Due campi apparentemente lontani come i biocarburanti di nuova generazione e la ricerca sull’invecchiamento sono ora uniti da ‘super-cellule’ di lievito: questi organismi, normalmente amanti del buio, sono stati infatti modificati per renderli in grado di utilizzare la luce come fonte di energia, e ciò grazie all’aggiunta di un singolo gene. Il risultato, pubblicato sulla rivista Current Biology da un gruppo di ricercatori guidato dall’Istituto Tecnologico americano della Georgia, potrebbe segnare grandi miglioramenti per la produzione di biocarburanti e, dal momento che la modifica riduce gli effetti dell’invecchiamento nel lievito, può portare nuove conoscenze anche in questo ambito.

“Siamo rimasti francamente scioccati da quanto sia stato semplice trasformare il lievito in un organismo fototrofo (cioè in grado di sfruttare l’energia della luce)”, commenta Anthony Burnetti, coordinatore dello studio che vede come primo autore Autumn Peterson. “Tutto quello che abbiamo dovuto fare è stato spostare un singolo gene – aggiunge Burnetti – e le cellule sono state in grado di crescere il 2% più velocemente alla luce che al buio. Senza alcuna regolazione particolare, ha funzionato e basta”.

I ricercatori hanno raggiunto il loro obiettivo grazie alla rodopsina, una proteina che può convertire la luce in energia senza l’aiuto dei complessi macchinari cellulari presenti nelle piante, che sono molto difficili da trasferire in altri organismi.

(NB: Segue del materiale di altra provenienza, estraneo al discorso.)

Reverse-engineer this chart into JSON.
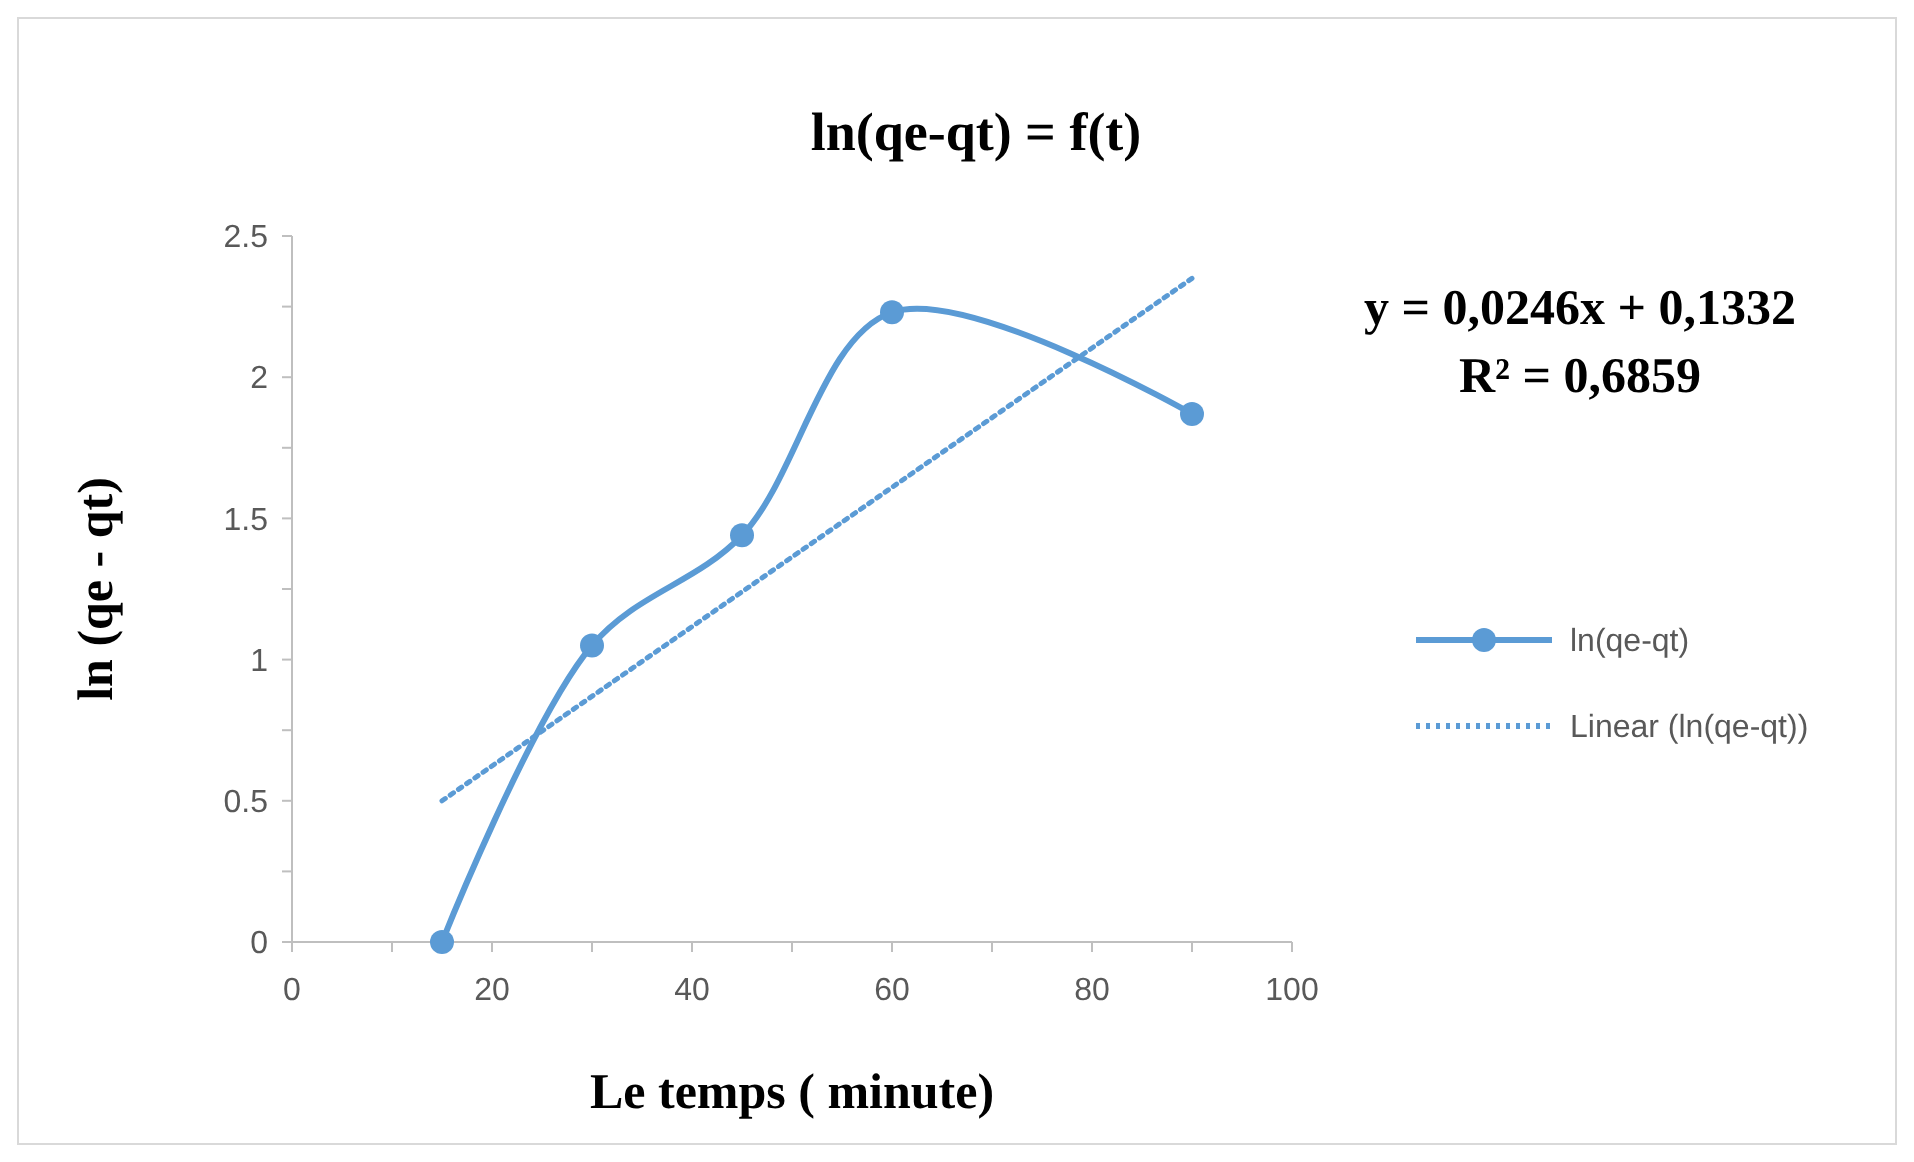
{
  "chart_data": {
    "type": "line",
    "title": "ln(qe-qt) = f(t)",
    "xlabel": "Le temps ( minute)",
    "ylabel": "ln (qe - qt)",
    "xlim": [
      0,
      100
    ],
    "xticks": [
      0,
      {
        "value": 10,
        "label": null
      },
      20,
      {
        "value": 30,
        "label": null
      },
      40,
      {
        "value": 50,
        "label": null
      },
      60,
      {
        "value": 70,
        "label": null
      },
      80,
      {
        "value": 90,
        "label": null
      },
      100
    ],
    "ylim": [
      0,
      2.5
    ],
    "yticks": [
      0,
      {
        "value": 0.25,
        "label": null
      },
      0.5,
      {
        "value": 0.75,
        "label": null
      },
      1,
      {
        "value": 1.25,
        "label": null
      },
      1.5,
      {
        "value": 1.75,
        "label": null
      },
      2,
      {
        "value": 2.25,
        "label": null
      },
      2.5
    ],
    "grid": false,
    "legend": "right",
    "series": [
      {
        "name": "ln(qe-qt)",
        "color": "#5b9bd5",
        "x": [
          15,
          30,
          45,
          60,
          90
        ],
        "values": [
          0,
          1.05,
          1.44,
          2.23,
          1.87
        ],
        "marker": "circle",
        "line_style": "solid"
      },
      {
        "name": "Linear (ln(qe-qt))",
        "color": "#5b9bd5",
        "x": [
          15,
          90
        ],
        "values": [
          0.5,
          2.35
        ],
        "marker": "none",
        "line_style": "dotted"
      }
    ],
    "annotations": [
      "y = 0,0246x + 0,1332",
      "R² = 0,6859"
    ]
  }
}
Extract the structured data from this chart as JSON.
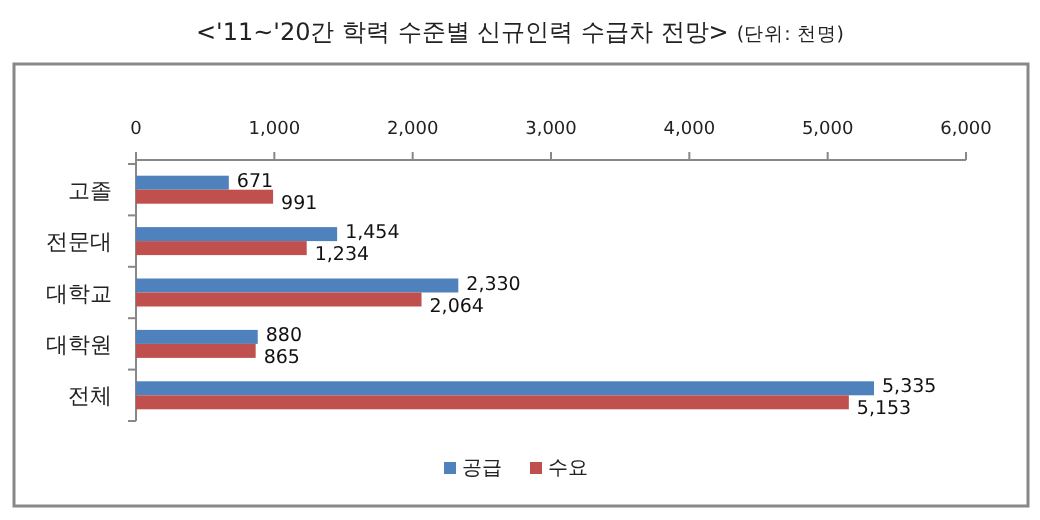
{
  "chart_data": {
    "type": "bar",
    "orientation": "horizontal",
    "title": "<'11~'20간 학력 수준별 신규인력 수급차 전망>",
    "subtitle": "(단위: 천명)",
    "categories": [
      "고졸",
      "전문대",
      "대학교",
      "대학원",
      "전체"
    ],
    "series": [
      {
        "name": "공급",
        "color": "#4f81bd",
        "values": [
          671,
          1454,
          2330,
          880,
          5335
        ],
        "value_labels": [
          "671",
          "1,454",
          "2,330",
          "880",
          "5,335"
        ]
      },
      {
        "name": "수요",
        "color": "#c0504d",
        "values": [
          991,
          1234,
          2064,
          865,
          5153
        ],
        "value_labels": [
          "991",
          "1,234",
          "2,064",
          "865",
          "5,153"
        ]
      }
    ],
    "xlim": [
      0,
      6000
    ],
    "xticks": [
      {
        "value": 0,
        "label": "0"
      },
      {
        "value": 1000,
        "label": "1,000"
      },
      {
        "value": 2000,
        "label": "2,000"
      },
      {
        "value": 3000,
        "label": "3,000"
      },
      {
        "value": 4000,
        "label": "4,000"
      },
      {
        "value": 5000,
        "label": "5,000"
      },
      {
        "value": 6000,
        "label": "6,000"
      }
    ],
    "legend": "bottom"
  }
}
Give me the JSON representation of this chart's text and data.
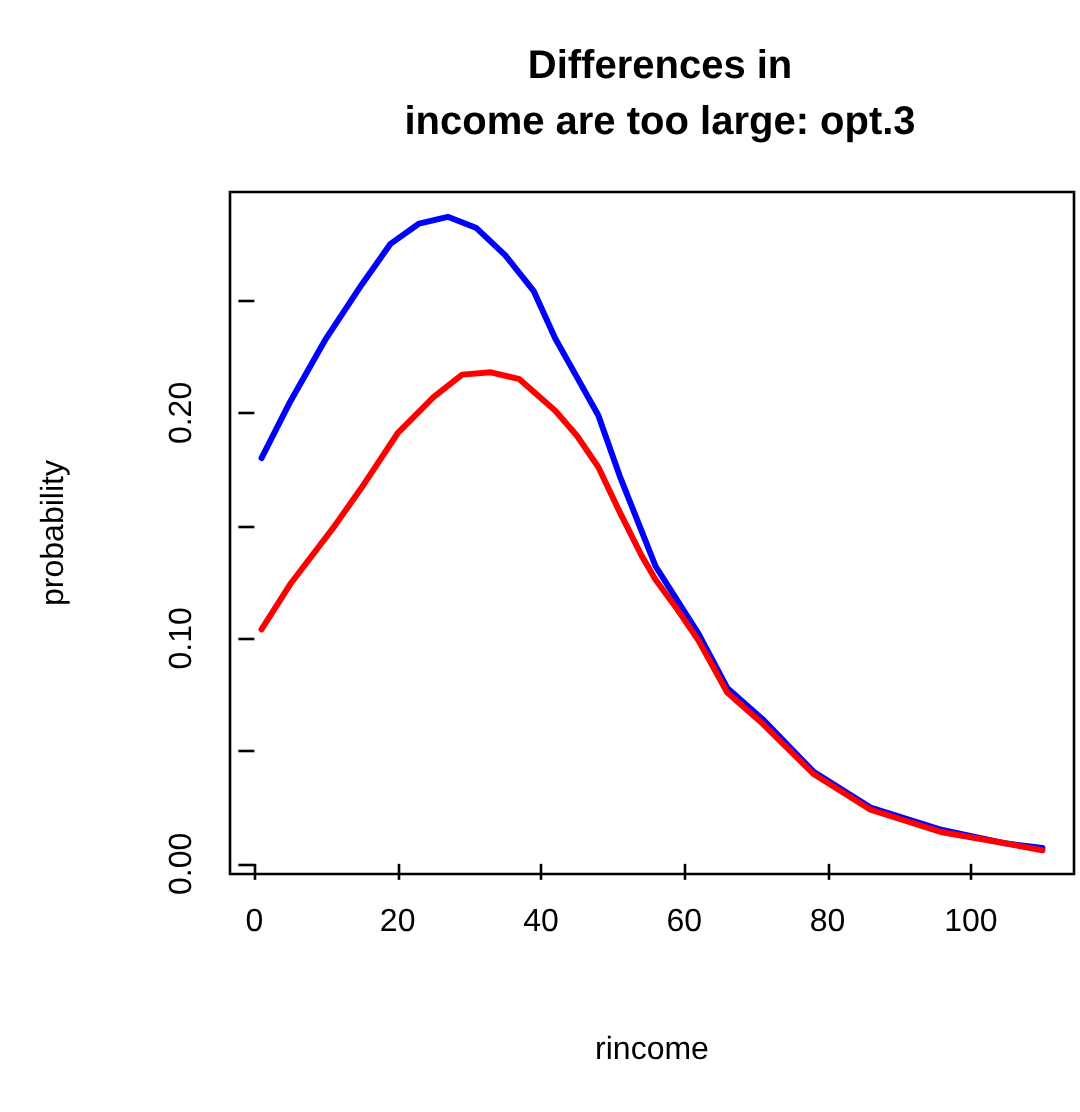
{
  "chart_data": {
    "type": "line",
    "title": "Differences in\nincome are too large: opt.3",
    "xlabel": "rincome",
    "ylabel": "probability",
    "xlim": [
      -3.4,
      114.4
    ],
    "ylim": [
      -0.0045,
      0.298
    ],
    "xticks": [
      0,
      20,
      40,
      60,
      80,
      100
    ],
    "yticks": [
      {
        "value": 0,
        "label": "0.00"
      },
      {
        "value": 0.05,
        "label": null
      },
      {
        "value": 0.1,
        "label": "0.10"
      },
      {
        "value": 0.15,
        "label": null
      },
      {
        "value": 0.2,
        "label": "0.20"
      },
      {
        "value": 0.25,
        "label": null
      }
    ],
    "grid": false,
    "marker": "none",
    "line_style": "solid",
    "series": [
      {
        "color": "#0000ff",
        "x": [
          1,
          5,
          10,
          15,
          19,
          23,
          27,
          31,
          35,
          39,
          42,
          45,
          48,
          51,
          54,
          56,
          59,
          62,
          66,
          71,
          78,
          86,
          96,
          105,
          110
        ],
        "values": [
          0.18,
          0.205,
          0.233,
          0.257,
          0.275,
          0.284,
          0.287,
          0.282,
          0.27,
          0.254,
          0.233,
          0.216,
          0.199,
          0.172,
          0.148,
          0.132,
          0.117,
          0.102,
          0.078,
          0.064,
          0.041,
          0.025,
          0.015,
          0.009,
          0.007
        ]
      },
      {
        "color": "#ff0000",
        "x": [
          1,
          5,
          11,
          15,
          20,
          25,
          29,
          33,
          37,
          42,
          45,
          48,
          51,
          54,
          56,
          59,
          62,
          66,
          71,
          78,
          86,
          96,
          105,
          110
        ],
        "values": [
          0.104,
          0.124,
          0.149,
          0.167,
          0.191,
          0.207,
          0.217,
          0.218,
          0.215,
          0.201,
          0.19,
          0.176,
          0.156,
          0.137,
          0.126,
          0.113,
          0.099,
          0.076,
          0.062,
          0.04,
          0.024,
          0.014,
          0.009,
          0.006
        ]
      }
    ]
  }
}
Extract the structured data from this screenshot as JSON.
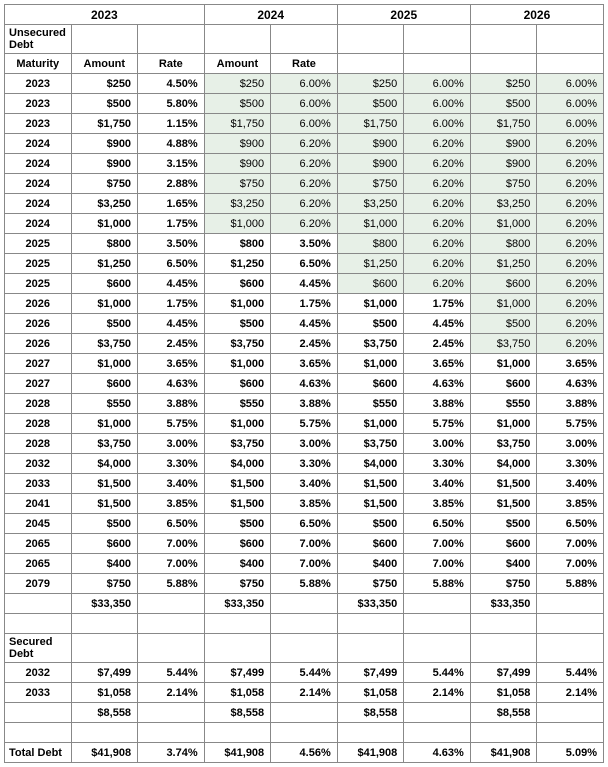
{
  "years": [
    "2023",
    "2024",
    "2025",
    "2026"
  ],
  "col_headers": {
    "maturity": "Maturity",
    "amount": "Amount",
    "rate": "Rate"
  },
  "sections": {
    "unsecured": {
      "title": "Unsecured Debt",
      "rows": [
        {
          "maturity": "2023",
          "amount": "$250",
          "cols": [
            {
              "r": "4.50%",
              "hl": false
            },
            {
              "r": "6.00%",
              "hl": true
            },
            {
              "r": "6.00%",
              "hl": true
            },
            {
              "r": "6.00%",
              "hl": true
            }
          ]
        },
        {
          "maturity": "2023",
          "amount": "$500",
          "cols": [
            {
              "r": "5.80%",
              "hl": false
            },
            {
              "r": "6.00%",
              "hl": true
            },
            {
              "r": "6.00%",
              "hl": true
            },
            {
              "r": "6.00%",
              "hl": true
            }
          ]
        },
        {
          "maturity": "2023",
          "amount": "$1,750",
          "cols": [
            {
              "r": "1.15%",
              "hl": false
            },
            {
              "r": "6.00%",
              "hl": true
            },
            {
              "r": "6.00%",
              "hl": true
            },
            {
              "r": "6.00%",
              "hl": true
            }
          ]
        },
        {
          "maturity": "2024",
          "amount": "$900",
          "cols": [
            {
              "r": "4.88%",
              "hl": false
            },
            {
              "r": "6.20%",
              "hl": true
            },
            {
              "r": "6.20%",
              "hl": true
            },
            {
              "r": "6.20%",
              "hl": true
            }
          ]
        },
        {
          "maturity": "2024",
          "amount": "$900",
          "cols": [
            {
              "r": "3.15%",
              "hl": false
            },
            {
              "r": "6.20%",
              "hl": true
            },
            {
              "r": "6.20%",
              "hl": true
            },
            {
              "r": "6.20%",
              "hl": true
            }
          ]
        },
        {
          "maturity": "2024",
          "amount": "$750",
          "cols": [
            {
              "r": "2.88%",
              "hl": false
            },
            {
              "r": "6.20%",
              "hl": true
            },
            {
              "r": "6.20%",
              "hl": true
            },
            {
              "r": "6.20%",
              "hl": true
            }
          ]
        },
        {
          "maturity": "2024",
          "amount": "$3,250",
          "cols": [
            {
              "r": "1.65%",
              "hl": false
            },
            {
              "r": "6.20%",
              "hl": true
            },
            {
              "r": "6.20%",
              "hl": true
            },
            {
              "r": "6.20%",
              "hl": true
            }
          ]
        },
        {
          "maturity": "2024",
          "amount": "$1,000",
          "cols": [
            {
              "r": "1.75%",
              "hl": false
            },
            {
              "r": "6.20%",
              "hl": true
            },
            {
              "r": "6.20%",
              "hl": true
            },
            {
              "r": "6.20%",
              "hl": true
            }
          ]
        },
        {
          "maturity": "2025",
          "amount": "$800",
          "cols": [
            {
              "r": "3.50%",
              "hl": false
            },
            {
              "r": "3.50%",
              "hl": false
            },
            {
              "r": "6.20%",
              "hl": true
            },
            {
              "r": "6.20%",
              "hl": true
            }
          ]
        },
        {
          "maturity": "2025",
          "amount": "$1,250",
          "cols": [
            {
              "r": "6.50%",
              "hl": false
            },
            {
              "r": "6.50%",
              "hl": false
            },
            {
              "r": "6.20%",
              "hl": true
            },
            {
              "r": "6.20%",
              "hl": true
            }
          ]
        },
        {
          "maturity": "2025",
          "amount": "$600",
          "cols": [
            {
              "r": "4.45%",
              "hl": false
            },
            {
              "r": "4.45%",
              "hl": false
            },
            {
              "r": "6.20%",
              "hl": true
            },
            {
              "r": "6.20%",
              "hl": true
            }
          ]
        },
        {
          "maturity": "2026",
          "amount": "$1,000",
          "cols": [
            {
              "r": "1.75%",
              "hl": false
            },
            {
              "r": "1.75%",
              "hl": false
            },
            {
              "r": "1.75%",
              "hl": false
            },
            {
              "r": "6.20%",
              "hl": true
            }
          ]
        },
        {
          "maturity": "2026",
          "amount": "$500",
          "cols": [
            {
              "r": "4.45%",
              "hl": false
            },
            {
              "r": "4.45%",
              "hl": false
            },
            {
              "r": "4.45%",
              "hl": false
            },
            {
              "r": "6.20%",
              "hl": true
            }
          ]
        },
        {
          "maturity": "2026",
          "amount": "$3,750",
          "cols": [
            {
              "r": "2.45%",
              "hl": false
            },
            {
              "r": "2.45%",
              "hl": false
            },
            {
              "r": "2.45%",
              "hl": false
            },
            {
              "r": "6.20%",
              "hl": true
            }
          ]
        },
        {
          "maturity": "2027",
          "amount": "$1,000",
          "cols": [
            {
              "r": "3.65%",
              "hl": false
            },
            {
              "r": "3.65%",
              "hl": false
            },
            {
              "r": "3.65%",
              "hl": false
            },
            {
              "r": "3.65%",
              "hl": false
            }
          ]
        },
        {
          "maturity": "2027",
          "amount": "$600",
          "cols": [
            {
              "r": "4.63%",
              "hl": false
            },
            {
              "r": "4.63%",
              "hl": false
            },
            {
              "r": "4.63%",
              "hl": false
            },
            {
              "r": "4.63%",
              "hl": false
            }
          ]
        },
        {
          "maturity": "2028",
          "amount": "$550",
          "cols": [
            {
              "r": "3.88%",
              "hl": false
            },
            {
              "r": "3.88%",
              "hl": false
            },
            {
              "r": "3.88%",
              "hl": false
            },
            {
              "r": "3.88%",
              "hl": false
            }
          ]
        },
        {
          "maturity": "2028",
          "amount": "$1,000",
          "cols": [
            {
              "r": "5.75%",
              "hl": false
            },
            {
              "r": "5.75%",
              "hl": false
            },
            {
              "r": "5.75%",
              "hl": false
            },
            {
              "r": "5.75%",
              "hl": false
            }
          ]
        },
        {
          "maturity": "2028",
          "amount": "$3,750",
          "cols": [
            {
              "r": "3.00%",
              "hl": false
            },
            {
              "r": "3.00%",
              "hl": false
            },
            {
              "r": "3.00%",
              "hl": false
            },
            {
              "r": "3.00%",
              "hl": false
            }
          ]
        },
        {
          "maturity": "2032",
          "amount": "$4,000",
          "cols": [
            {
              "r": "3.30%",
              "hl": false
            },
            {
              "r": "3.30%",
              "hl": false
            },
            {
              "r": "3.30%",
              "hl": false
            },
            {
              "r": "3.30%",
              "hl": false
            }
          ]
        },
        {
          "maturity": "2033",
          "amount": "$1,500",
          "cols": [
            {
              "r": "3.40%",
              "hl": false
            },
            {
              "r": "3.40%",
              "hl": false
            },
            {
              "r": "3.40%",
              "hl": false
            },
            {
              "r": "3.40%",
              "hl": false
            }
          ]
        },
        {
          "maturity": "2041",
          "amount": "$1,500",
          "cols": [
            {
              "r": "3.85%",
              "hl": false
            },
            {
              "r": "3.85%",
              "hl": false
            },
            {
              "r": "3.85%",
              "hl": false
            },
            {
              "r": "3.85%",
              "hl": false
            }
          ]
        },
        {
          "maturity": "2045",
          "amount": "$500",
          "cols": [
            {
              "r": "6.50%",
              "hl": false
            },
            {
              "r": "6.50%",
              "hl": false
            },
            {
              "r": "6.50%",
              "hl": false
            },
            {
              "r": "6.50%",
              "hl": false
            }
          ]
        },
        {
          "maturity": "2065",
          "amount": "$600",
          "cols": [
            {
              "r": "7.00%",
              "hl": false
            },
            {
              "r": "7.00%",
              "hl": false
            },
            {
              "r": "7.00%",
              "hl": false
            },
            {
              "r": "7.00%",
              "hl": false
            }
          ]
        },
        {
          "maturity": "2065",
          "amount": "$400",
          "cols": [
            {
              "r": "7.00%",
              "hl": false
            },
            {
              "r": "7.00%",
              "hl": false
            },
            {
              "r": "7.00%",
              "hl": false
            },
            {
              "r": "7.00%",
              "hl": false
            }
          ]
        },
        {
          "maturity": "2079",
          "amount": "$750",
          "cols": [
            {
              "r": "5.88%",
              "hl": false
            },
            {
              "r": "5.88%",
              "hl": false
            },
            {
              "r": "5.88%",
              "hl": false
            },
            {
              "r": "5.88%",
              "hl": false
            }
          ]
        }
      ],
      "subtotal": "$33,350"
    },
    "secured": {
      "title": "Secured Debt",
      "rows": [
        {
          "maturity": "2032",
          "amount": "$7,499",
          "cols": [
            {
              "r": "5.44%",
              "hl": false
            },
            {
              "r": "5.44%",
              "hl": false
            },
            {
              "r": "5.44%",
              "hl": false
            },
            {
              "r": "5.44%",
              "hl": false
            }
          ]
        },
        {
          "maturity": "2033",
          "amount": "$1,058",
          "cols": [
            {
              "r": "2.14%",
              "hl": false
            },
            {
              "r": "2.14%",
              "hl": false
            },
            {
              "r": "2.14%",
              "hl": false
            },
            {
              "r": "2.14%",
              "hl": false
            }
          ]
        }
      ],
      "subtotal": "$8,558"
    }
  },
  "grand_total": {
    "label": "Total Debt",
    "amount": "$41,908",
    "rates": [
      "3.74%",
      "4.56%",
      "4.63%",
      "5.09%"
    ]
  },
  "colors": {
    "highlight_bg": "#e7f0e7",
    "border": "#888888"
  }
}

Il comune lievito di birra è stato così equipaggiato con il gene per la rodopsina ottenuto da un fungo parassita, permettendogli di crescere più velocemente alla luce e conferendogli un enorme vantaggio in termini di evoluzione. Oltre all’invecchiamento e ai biocarburanti, su cui sono già in corso nuovi studi, i ricercatori sono interessati a esplorare come questo nuovo ‘super-potere’ potrebbe influenzare la trasformazione del lievito unicellulare in un organismo multicellulare.